Communiqué – Vol de données personnelles : une légèreté coupable !

Depuis quelques jours, le vol de données personnelles détenues par la DGFIP de près 700 000 particuliers et entreprises met sur le devant de la scène politique et médiatique la question de la protection des données personnelles par l’État et de la vulnérabilité des outils ministériels. Mais la DGFIP n’est pas la seule administration concernée. En quatre mois, l’Éducation nationale a connu, au moins, trois piratages de ce type. En juillet, ce sont aussi des données relatives aux personnels de France Travail qui ont été volées. Régulièrement des collectivités territoriales sont la cible de telles cyberattaques. Et ce n’est sans doute que la partie émergée de l’iceberg, ces vols de données sont souvent reconnus par l’administration parce qu’elle y est forcée par les cybercriminels qui popularisent leurs méfaits. La CNIL constate un doublement de la part des fuites de données du secteur public en deux ans, une hausse qu’elle attribue notamment à un manque de moyens alloués à la sécurisation des systèmes d’informations.

La FSU dénonce le temps de réaction avec lequel les différents ministères ont traité ces attaques : la DGFIP avait identifié des intrusions dès juin et juillet, mais c’est seulement à la mi-août que le vol de données a été constaté. Au ministère de l’Éducation nationale, après avoir assuré dans sa communication estivale, que les données des élèves n’étaient pas concernées par l’attaque de la fin du mois de juillet, le ministère annonçait ces derniers jours de nouvelles vérifications pour s’en assurer. La légèreté de l’administration confine à une forme d’irresponsabilité.

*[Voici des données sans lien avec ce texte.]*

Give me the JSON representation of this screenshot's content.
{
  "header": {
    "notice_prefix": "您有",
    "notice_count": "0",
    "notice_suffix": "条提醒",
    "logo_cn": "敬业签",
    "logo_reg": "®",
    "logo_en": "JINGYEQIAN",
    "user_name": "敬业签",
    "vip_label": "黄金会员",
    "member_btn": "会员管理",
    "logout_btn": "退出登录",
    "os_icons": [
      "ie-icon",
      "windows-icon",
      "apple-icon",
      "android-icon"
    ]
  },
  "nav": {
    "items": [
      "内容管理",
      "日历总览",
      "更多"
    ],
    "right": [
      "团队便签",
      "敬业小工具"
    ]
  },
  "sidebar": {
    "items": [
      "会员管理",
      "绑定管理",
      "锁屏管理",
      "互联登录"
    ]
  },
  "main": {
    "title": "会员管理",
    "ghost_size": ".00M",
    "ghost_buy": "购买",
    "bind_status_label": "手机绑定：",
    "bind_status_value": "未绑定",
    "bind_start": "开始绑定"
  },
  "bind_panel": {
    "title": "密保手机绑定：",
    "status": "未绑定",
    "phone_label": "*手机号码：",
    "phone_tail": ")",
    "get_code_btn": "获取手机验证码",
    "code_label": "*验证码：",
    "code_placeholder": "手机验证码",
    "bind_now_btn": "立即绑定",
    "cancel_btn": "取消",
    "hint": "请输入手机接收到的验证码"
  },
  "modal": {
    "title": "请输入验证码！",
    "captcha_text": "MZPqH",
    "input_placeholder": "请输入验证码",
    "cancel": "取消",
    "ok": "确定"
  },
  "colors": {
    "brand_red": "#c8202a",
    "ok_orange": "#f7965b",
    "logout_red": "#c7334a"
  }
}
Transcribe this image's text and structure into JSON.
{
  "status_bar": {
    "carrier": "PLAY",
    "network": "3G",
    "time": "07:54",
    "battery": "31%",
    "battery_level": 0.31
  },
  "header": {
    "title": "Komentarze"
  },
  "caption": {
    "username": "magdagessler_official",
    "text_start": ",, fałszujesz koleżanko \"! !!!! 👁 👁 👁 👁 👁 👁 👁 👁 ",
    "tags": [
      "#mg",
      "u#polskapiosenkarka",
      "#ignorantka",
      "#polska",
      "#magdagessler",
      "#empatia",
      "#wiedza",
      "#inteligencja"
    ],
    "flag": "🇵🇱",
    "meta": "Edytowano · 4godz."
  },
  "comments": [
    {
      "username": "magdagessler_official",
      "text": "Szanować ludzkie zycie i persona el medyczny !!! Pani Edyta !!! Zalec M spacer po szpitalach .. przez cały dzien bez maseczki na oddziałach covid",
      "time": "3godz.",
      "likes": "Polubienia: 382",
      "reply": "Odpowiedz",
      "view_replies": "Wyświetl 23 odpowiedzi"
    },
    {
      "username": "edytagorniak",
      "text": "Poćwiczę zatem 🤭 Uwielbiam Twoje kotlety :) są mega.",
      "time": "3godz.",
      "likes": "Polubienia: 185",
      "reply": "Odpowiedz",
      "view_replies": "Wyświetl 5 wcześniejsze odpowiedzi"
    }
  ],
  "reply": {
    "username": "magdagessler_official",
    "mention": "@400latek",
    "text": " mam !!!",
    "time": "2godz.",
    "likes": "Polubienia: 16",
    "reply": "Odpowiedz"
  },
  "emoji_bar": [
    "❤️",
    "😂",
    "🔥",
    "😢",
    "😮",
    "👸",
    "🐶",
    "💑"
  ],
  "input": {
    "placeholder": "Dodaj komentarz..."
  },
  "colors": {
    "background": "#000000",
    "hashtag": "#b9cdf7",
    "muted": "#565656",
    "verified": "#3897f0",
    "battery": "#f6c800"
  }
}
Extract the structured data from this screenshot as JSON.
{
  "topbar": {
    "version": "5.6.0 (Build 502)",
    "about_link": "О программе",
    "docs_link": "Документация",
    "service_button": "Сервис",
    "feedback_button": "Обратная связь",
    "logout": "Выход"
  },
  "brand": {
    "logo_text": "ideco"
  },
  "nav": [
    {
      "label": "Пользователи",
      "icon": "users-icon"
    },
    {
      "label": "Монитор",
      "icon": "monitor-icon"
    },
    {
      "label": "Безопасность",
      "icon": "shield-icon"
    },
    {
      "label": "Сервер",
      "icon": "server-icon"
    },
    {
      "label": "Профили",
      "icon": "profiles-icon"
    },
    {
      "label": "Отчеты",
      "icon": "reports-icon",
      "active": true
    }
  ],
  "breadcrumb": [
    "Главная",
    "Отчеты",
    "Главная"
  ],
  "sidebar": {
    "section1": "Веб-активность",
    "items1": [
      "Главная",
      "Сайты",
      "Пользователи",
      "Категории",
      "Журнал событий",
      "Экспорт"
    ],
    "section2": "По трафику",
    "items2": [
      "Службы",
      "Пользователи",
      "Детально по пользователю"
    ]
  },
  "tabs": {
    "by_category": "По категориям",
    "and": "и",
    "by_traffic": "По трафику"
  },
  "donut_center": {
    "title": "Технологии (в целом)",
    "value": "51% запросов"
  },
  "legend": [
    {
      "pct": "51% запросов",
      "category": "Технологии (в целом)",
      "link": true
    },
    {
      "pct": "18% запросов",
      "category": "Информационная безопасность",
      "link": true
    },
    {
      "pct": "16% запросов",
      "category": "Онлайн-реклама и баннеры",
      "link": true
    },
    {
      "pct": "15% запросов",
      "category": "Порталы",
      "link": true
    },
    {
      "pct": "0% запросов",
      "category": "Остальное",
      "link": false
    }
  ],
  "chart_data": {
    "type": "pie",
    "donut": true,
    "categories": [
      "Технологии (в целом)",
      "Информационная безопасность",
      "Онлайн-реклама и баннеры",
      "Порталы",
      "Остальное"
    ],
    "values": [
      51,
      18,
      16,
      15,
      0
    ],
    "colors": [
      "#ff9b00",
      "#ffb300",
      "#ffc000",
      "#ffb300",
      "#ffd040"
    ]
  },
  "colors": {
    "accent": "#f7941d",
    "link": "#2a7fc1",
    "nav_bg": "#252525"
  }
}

Les administrations font aussi preuve d’une grande insuffisance faiblesse dans l’information aux personnels. A France Travail, après l’attaque de juillet, les personnels n’ont pas été mis au courant. A l’Éducation nationale, un mail général, qui relève plus d’un communiqué de presse, a été envoyé à tous les personnels le 3 août. On est très loin des recommandations de la CNIL qui plaide pour une information individualisée aux agent·es, avec les informations précises sur ce qui a été volé.

Aujourd’hui, des millions de données personnelles sont dans la nature ou en train d’être revendues, exposant les personnels et les usager·es à des désagréments, méfaits (arnaques, usurpations d’identité…) ou à des situations dangereuses. Encore une fois, les agent·es des services publics et les usager·es vont payer au prix fort l’inconséquence gouvernementale, c’est insupportable !

La FSU ne méconnaît pas la difficulté à appréhender des enjeux de sécurité numérique dans un monde où les données personnelles sont d’autant plus sensibles et recherchées qu’elles sont devenues une marchandise et donc d’autant plus sensibles et recherchées, et c’est d’ailleurs pour cela qu’elles font l’objet de vols et de revente. Mais il n’est pas acceptable que les administrations soient si en retard sur les enjeux de sécurisation, d’information, de formation et d’accompagnement des personnels. Les différents ministères et employeurs publics ne peuvent pas, comme ils le font depuis des années, promouvoir le tout numérique, et depuis peu l’IA, sans aucune réflexion si ce n’est une forme de technophilie béate, et, en « même temps », ne pas assumer leurs responsabilités en matière de protection des données. Dans les services publics, la cybersécurité ne doit plus être une option et, comme pour tout sujet à enjeu, elle ne pourra se mener sans les moyens suffisants.

Toute la lumière doit être faite sur la réalité des fuites de données de ces derniers mois, et toutes les victimes doivent a minima en être informées de manière individualisée.

La séquence de ces derniers jours, en particulier l’ampleur des vols des données personnelles à la DGFIP et à l’Education nationale, pose clairement la question de la confiance que les personnels et les usager·es peuvent avoir en l’État. Pour la FSU, cette confiance ne se restaurera qu’avec des actes et des investissements rapides en matière de sécurisation mais aussi d’information, de formation et d’accompagnement des personnes concernées.